Sources And Notes For Occupancy Percentage
- STR, Global Hotel Review glossary: occupancy is rooms sold divided by rooms available multiplied by 100
- Microsoft Support, Calculate percentages in Excel
This guide is for educational estimates only and is not accounting, legal, tax, or financial advice. Ask a qualified expert before making business decisions.
Frequently asked questions
Is occupancy percentage the same as room revenue?
Occupancy rate is not the same as room sales because occupancy measures occupancy, not money earned. A hotel can sell many rooms at low rates and still post weak sales. Review occupancy with average rate and sales per open room before making pricing decisions.
Should unavailable rooms stay in the denominator?
Unopen rooms should be handled according to the reporting rule your site uses. If a room is out of service for repairs, some reports remove that room from open room base while others track it as lost room base. The safest approach is to document the rule and use it every span.
Can occupancy percentage be more than 100 percent?
Occupancy rate should not exceed 100% when the base is correct. A result above 100% usually means the used count and open count do not cover the same span or unit base. Check whether the math mixed daily rooms with monthly room nights.

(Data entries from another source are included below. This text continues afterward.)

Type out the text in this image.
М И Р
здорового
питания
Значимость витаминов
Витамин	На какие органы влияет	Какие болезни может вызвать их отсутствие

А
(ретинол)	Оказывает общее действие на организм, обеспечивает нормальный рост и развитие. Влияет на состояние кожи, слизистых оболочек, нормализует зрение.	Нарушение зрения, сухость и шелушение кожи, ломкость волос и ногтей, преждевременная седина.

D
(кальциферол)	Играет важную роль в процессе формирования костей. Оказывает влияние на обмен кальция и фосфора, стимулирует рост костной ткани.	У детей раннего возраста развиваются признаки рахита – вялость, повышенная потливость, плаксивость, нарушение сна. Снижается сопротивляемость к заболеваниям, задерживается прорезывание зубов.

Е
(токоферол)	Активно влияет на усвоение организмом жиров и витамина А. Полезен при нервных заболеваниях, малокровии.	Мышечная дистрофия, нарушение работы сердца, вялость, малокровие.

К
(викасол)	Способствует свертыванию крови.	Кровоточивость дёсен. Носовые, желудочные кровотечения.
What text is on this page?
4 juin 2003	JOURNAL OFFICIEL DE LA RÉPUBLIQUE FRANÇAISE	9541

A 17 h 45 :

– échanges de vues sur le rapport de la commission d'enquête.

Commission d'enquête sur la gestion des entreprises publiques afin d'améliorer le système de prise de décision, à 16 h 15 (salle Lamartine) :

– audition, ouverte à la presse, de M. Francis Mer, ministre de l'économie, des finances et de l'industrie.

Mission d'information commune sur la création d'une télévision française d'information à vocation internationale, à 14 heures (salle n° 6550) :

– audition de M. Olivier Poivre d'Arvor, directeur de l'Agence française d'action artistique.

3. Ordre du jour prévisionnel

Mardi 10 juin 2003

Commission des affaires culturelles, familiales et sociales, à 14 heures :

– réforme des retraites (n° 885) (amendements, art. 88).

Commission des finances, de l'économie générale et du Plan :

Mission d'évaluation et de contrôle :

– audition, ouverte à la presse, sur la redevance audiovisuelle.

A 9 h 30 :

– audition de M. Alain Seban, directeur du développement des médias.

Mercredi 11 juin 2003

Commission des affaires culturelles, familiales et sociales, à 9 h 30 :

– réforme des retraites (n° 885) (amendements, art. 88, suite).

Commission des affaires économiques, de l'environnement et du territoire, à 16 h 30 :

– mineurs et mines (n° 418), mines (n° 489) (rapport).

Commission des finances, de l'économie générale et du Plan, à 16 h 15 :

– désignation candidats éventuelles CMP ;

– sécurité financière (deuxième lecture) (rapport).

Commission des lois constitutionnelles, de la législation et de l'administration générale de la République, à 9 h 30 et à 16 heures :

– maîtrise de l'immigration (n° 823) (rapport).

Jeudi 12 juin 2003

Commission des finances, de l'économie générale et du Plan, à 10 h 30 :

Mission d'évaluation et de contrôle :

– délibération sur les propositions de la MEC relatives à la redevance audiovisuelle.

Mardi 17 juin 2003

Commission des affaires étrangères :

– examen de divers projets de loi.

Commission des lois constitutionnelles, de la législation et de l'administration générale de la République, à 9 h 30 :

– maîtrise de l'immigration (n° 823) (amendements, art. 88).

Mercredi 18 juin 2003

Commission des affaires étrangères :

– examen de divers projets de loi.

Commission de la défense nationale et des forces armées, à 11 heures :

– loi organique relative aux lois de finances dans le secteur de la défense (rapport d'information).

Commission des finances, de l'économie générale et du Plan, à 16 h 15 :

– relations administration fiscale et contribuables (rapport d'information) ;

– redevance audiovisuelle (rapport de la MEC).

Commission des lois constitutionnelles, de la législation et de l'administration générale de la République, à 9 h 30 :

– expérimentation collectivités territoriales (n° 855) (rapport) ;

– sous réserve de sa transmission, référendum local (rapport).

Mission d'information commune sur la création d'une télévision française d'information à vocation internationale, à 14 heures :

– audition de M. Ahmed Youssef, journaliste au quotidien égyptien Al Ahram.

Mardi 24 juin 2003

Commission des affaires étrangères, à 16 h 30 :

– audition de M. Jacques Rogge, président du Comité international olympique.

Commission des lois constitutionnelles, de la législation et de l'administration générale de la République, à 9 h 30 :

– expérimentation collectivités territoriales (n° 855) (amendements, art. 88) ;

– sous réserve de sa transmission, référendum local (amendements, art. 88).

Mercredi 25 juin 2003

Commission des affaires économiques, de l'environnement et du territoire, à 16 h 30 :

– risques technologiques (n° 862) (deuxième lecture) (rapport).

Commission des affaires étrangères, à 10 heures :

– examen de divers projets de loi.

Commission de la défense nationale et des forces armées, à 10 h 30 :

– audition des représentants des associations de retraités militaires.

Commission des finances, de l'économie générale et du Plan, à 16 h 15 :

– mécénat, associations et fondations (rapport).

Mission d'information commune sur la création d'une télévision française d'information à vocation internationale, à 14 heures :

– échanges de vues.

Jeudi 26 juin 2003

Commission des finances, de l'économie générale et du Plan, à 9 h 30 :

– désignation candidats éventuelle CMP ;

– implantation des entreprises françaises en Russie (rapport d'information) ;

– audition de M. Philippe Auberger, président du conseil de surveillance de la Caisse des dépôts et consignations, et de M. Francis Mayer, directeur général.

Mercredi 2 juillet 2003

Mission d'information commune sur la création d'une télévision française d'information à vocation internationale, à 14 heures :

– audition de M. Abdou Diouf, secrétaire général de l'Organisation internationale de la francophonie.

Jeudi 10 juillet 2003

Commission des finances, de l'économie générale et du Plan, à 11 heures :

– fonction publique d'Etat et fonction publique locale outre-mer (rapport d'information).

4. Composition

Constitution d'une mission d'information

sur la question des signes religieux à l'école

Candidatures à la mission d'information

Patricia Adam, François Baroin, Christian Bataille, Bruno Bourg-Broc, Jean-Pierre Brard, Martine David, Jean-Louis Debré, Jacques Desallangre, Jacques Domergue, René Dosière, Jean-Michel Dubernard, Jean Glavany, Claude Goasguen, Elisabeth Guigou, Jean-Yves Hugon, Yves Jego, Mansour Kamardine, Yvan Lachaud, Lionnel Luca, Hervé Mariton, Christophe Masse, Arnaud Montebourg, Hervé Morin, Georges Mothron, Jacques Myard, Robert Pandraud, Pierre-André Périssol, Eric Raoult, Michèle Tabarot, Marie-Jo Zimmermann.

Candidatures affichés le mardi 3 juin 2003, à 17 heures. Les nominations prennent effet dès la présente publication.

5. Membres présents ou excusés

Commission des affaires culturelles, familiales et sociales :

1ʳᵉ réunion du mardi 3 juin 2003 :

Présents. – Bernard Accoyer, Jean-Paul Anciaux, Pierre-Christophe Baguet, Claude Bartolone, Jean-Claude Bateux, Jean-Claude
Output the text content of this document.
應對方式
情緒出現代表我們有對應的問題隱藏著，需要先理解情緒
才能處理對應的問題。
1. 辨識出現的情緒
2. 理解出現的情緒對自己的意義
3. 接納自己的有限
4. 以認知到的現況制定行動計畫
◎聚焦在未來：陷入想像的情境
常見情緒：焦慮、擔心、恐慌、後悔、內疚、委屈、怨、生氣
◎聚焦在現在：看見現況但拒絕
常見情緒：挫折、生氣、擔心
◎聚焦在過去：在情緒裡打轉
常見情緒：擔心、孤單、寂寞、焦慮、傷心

What is a good occupancy percentage for hotels?
A good hotel occupancy rate depends on location, season, site type, and pricing strategy. A resort, airport hotel, and city business hotel can have very different normal patterns. Compare the rate with your own prior spans and relevant local benchmarks.
What calculator is closest on Calcumatix?
The Ownership Percentage Calculator is the closest existing Calcumatix business ratio tool, but it does not calculate hotel occupancy directly. Occupancy uses used units divided by open units, while ownership uses owned units divided by total units. Use the formula in this guide for hotel occupancy.